Immediately after this moving, well-acted and well-written speech, Callie slept with a man, and Erica was fired. But it was a beautiful speech!
WORST LESBIAN/BI MOMENT ON SCRIPTED TV (AMERICAN)
The edited lesbian sex scene on House M.D. 10/21/08 (Fox)
In the week prior to the airing of the episode "Lucky Thirteen" in November, Fox let viewers watch "the first two minutes of the show" on its official House M.D. website — a clip which showed the series’s bisexual doctor Thirteen (Olivia Wilde) in a sex scene with another woman (the first time Thirteen had ever had a romantic encounter with a woman on the show). The Fox marketing department also sent a shorter version of this same clip around to various entertainment outlets online in advance, hoping we would use it to promote the episode — and we did (along with a lot of mainstream entertainment sites), because it was a rare example of a realistic and well-written/acted lesbian sex scene on a broadcast TV show. And because, let’s face it, Olivia Wilde is hot.
Record numbers of viewers — gay and straight — tuned in to watch the episode when it finally aired on Fox, only to discover that most of the sex scene had been cut out of the actual episode (and some affiliates refused to air the episode at all). What Fox billed on their website as "the first two minutes of the show" wasn’t actually the first two minutes of the show, and legions of queer women were left disappointed (it didn’t help that Thirteen’s sexual trysts with women were portrayed as part of a larger pattern of irresponsibility tied to her terminal illness, but that’s a separate and more complicated issue).
Although plenty of lesbian/bi storylines coincidentally popped up during November sweeps, Fox took the classic Sweeps lesbian-bait tactic to a new low with outright deception. From a network that’s made an art out of exploiting lesbianism for ratings, that’s no small feat!
BEST VERY SPECIAL LESBIAN EPISODE (AMERICAN)

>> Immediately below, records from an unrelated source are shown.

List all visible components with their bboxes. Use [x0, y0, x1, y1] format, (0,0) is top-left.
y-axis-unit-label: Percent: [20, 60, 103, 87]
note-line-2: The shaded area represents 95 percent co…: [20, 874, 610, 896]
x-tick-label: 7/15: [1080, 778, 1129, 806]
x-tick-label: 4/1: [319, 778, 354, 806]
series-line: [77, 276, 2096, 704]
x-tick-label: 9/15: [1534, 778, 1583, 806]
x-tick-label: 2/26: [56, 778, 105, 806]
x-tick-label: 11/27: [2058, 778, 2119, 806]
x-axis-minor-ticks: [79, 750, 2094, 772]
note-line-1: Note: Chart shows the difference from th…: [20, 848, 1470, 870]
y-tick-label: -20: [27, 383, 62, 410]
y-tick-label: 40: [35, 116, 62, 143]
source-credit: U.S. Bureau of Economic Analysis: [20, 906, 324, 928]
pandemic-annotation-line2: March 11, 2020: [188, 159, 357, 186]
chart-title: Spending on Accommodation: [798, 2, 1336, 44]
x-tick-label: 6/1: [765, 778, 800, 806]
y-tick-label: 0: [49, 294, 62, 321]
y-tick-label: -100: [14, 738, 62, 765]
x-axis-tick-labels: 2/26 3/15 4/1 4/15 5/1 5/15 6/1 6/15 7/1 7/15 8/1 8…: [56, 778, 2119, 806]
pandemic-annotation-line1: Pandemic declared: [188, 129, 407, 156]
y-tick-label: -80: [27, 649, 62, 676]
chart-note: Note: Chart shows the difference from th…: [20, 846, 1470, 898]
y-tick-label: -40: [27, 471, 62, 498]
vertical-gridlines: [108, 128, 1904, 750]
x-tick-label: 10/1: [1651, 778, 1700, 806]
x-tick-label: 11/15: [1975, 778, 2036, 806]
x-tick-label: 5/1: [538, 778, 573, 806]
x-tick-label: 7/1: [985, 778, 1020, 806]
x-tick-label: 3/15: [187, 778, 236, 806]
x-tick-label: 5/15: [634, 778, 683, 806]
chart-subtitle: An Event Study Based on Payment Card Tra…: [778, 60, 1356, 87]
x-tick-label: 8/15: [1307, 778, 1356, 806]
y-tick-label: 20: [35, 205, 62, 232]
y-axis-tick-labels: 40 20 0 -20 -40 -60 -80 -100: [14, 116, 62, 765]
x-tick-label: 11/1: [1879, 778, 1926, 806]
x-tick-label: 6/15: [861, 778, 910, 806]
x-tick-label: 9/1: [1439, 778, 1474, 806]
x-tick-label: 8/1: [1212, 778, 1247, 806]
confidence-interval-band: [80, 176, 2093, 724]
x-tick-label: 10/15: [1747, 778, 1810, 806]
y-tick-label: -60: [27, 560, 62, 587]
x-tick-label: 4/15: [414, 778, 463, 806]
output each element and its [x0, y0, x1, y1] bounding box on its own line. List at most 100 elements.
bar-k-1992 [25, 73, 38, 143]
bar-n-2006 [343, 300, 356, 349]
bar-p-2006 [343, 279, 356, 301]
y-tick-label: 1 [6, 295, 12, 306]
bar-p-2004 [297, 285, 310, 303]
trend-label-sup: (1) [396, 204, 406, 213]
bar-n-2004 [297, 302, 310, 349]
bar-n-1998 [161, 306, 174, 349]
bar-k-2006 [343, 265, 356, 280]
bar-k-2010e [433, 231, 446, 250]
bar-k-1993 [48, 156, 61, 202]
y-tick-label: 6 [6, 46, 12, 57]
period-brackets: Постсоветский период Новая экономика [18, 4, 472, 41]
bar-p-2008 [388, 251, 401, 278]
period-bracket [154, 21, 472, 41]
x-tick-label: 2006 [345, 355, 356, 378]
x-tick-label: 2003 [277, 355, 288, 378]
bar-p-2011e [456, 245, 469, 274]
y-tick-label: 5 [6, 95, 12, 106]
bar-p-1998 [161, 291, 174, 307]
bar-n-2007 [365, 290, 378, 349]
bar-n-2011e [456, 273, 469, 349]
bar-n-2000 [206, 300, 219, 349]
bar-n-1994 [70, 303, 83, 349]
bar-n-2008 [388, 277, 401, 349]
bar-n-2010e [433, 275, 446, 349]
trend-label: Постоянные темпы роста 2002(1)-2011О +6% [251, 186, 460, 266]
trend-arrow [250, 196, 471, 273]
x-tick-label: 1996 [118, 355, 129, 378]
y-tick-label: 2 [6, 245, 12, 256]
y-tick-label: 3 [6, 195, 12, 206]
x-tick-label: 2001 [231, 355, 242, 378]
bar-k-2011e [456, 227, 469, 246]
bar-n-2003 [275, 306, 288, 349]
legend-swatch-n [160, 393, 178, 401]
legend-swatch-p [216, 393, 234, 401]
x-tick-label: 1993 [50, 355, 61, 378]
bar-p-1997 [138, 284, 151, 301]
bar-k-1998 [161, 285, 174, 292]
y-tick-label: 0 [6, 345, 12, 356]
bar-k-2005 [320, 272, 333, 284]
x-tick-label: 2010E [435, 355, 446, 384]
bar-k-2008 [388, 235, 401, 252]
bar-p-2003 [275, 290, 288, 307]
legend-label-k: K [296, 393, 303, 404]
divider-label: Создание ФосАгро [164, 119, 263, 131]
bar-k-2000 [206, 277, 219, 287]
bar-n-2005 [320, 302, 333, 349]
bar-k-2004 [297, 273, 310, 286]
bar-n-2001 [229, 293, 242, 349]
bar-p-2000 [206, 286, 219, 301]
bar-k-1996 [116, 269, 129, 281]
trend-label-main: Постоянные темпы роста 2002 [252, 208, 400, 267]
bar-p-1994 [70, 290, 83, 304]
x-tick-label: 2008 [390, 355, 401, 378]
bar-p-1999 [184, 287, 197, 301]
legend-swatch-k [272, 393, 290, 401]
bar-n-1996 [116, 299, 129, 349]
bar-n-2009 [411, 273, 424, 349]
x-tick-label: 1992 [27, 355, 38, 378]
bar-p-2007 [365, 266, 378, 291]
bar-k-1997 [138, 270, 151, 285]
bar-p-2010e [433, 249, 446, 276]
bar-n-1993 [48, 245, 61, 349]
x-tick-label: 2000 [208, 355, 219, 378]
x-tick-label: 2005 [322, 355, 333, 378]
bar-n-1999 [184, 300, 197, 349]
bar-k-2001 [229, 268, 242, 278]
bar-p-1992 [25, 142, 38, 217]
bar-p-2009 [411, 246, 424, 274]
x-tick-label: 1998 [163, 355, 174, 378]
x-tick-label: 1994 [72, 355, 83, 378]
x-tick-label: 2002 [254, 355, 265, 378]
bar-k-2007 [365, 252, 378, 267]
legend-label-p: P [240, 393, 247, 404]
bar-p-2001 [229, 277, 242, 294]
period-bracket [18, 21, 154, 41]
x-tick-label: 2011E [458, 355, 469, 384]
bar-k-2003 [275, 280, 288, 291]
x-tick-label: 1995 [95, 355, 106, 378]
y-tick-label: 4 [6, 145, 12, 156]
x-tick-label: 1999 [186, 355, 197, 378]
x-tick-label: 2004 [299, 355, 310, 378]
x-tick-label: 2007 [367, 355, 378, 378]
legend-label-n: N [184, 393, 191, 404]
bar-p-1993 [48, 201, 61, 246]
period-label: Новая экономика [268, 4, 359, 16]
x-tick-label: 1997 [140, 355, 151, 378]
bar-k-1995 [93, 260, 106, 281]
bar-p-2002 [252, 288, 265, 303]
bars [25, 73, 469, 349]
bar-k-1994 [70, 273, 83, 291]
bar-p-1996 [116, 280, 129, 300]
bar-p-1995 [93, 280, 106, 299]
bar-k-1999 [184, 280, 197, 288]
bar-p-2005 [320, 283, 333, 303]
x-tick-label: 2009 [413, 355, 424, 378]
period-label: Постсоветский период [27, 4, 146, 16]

In the third-season finale of the ABC Family teen drama, openly gay minister’s daughter Stacy (Sharon Pierre-Louis) attends the prom with a boy, but finally gets up the nerve to ask the girl she likes to dance, she says yes, and their storyline ends happily. This storyline included one of the few black lesbian couples on TV in the last few years, teen or adult, and was refreshingly free of coming-out angst — all the drama was of the "does she like me or not" variety that all teens go through.